Release Date: 04/16/13
Synopsis:There are no men in Claysoot. There are boys—but every one of them vanishes at midnight on his eighteenth birthday. The ground shakes, the wind howls, a blinding light descends…and he’s gone.
They call it the Heist.
Gray Weathersby’s eighteenth birthday is mere months away, and he’s prepared to meet his fate–until he finds a strange note from his mother and starts to question everything he’s been raised to accept: the Council leaders and their obvious secrets. The Heist itself. And what lies beyond the Wall that surrounds Claysoot–a structure that no one can cross and survive.
Climbing the Wall is suicide, but what comes after the Heist could be worse. Should he sit back and wait to be taken–or risk everything on the hope of the other side?
My thoughts on the book:
I had high hopes for Taken, and the first part was captivating. However, as the book continued, the intrigue settled down and completely fizzled out by the ending. The characters weren't all that likable, and the pacing was a bit off. The writing was okay, but nothing to get too excited over. Unfortunately this novel fell a bit flat for me.
Gray was a bitter and angry character. At first, I could sympathize.
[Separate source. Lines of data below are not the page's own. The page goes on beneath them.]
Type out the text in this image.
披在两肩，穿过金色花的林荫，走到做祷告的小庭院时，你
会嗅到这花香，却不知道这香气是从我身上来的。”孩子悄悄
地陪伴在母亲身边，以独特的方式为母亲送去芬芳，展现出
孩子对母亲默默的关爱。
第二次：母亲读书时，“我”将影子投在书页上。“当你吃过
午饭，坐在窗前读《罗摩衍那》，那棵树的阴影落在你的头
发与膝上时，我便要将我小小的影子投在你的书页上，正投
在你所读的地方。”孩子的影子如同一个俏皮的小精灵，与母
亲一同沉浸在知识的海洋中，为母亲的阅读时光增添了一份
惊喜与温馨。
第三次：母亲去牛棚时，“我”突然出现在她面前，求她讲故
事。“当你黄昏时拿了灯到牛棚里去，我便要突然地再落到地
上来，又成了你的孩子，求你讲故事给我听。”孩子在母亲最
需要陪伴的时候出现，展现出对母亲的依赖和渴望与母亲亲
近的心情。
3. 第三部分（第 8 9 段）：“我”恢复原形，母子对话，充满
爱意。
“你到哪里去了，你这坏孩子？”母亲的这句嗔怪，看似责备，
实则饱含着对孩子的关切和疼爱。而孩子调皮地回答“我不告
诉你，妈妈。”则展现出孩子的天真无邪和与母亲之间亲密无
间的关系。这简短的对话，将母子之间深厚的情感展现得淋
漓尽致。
If I was going to disappear when I was eighteen, and if I was dealing with my brother about to get Heisted, then I'd be angry, too. I don't agree with his actions, but I could at least understand them. I expected him to change, grow less self-absorbed, and become a good and decent character - or at least be on that path - by the end of the book. Nope. He's just a selfish jerk, but then again, everyone in this freaking novel is. Not one character was likable. The further I got into the book the more I realized that these people were simply awful and didn't deserve anyone's sympathy. After that epiphany, I just didn't care what happened to any of them.
The plot was completely captivating at first. I could not figure out what was going on or why. However, most of the secrets were given away in the first part, and all of the suspense went with them. By part three, I was totally bored and had to force myself to finish the book. Also, the pacing is off. The beginning flies by, the middle slows down, and then the ending moves so slowly that I thought we were going backwards at times. Not a good way to write a book. Additionally, the language use was awkward and some words were misused. For instance, when Gray was implying a double-standard, Emma told him he was being "two-faced." Totally not the same thing at all. Two-faced is when someone is nice to your face and talks crap about you behind your back. A double-standard means that something is all right for one person but not another. Most people know this. I hope the editor caught it and that mistake isn't in the final edition.
Overall, I'd say give this one a try at the library. The concept is unique at first, though it quickly becomes a typical Dystopian. Many people love it, but unfortunately I am not one of them.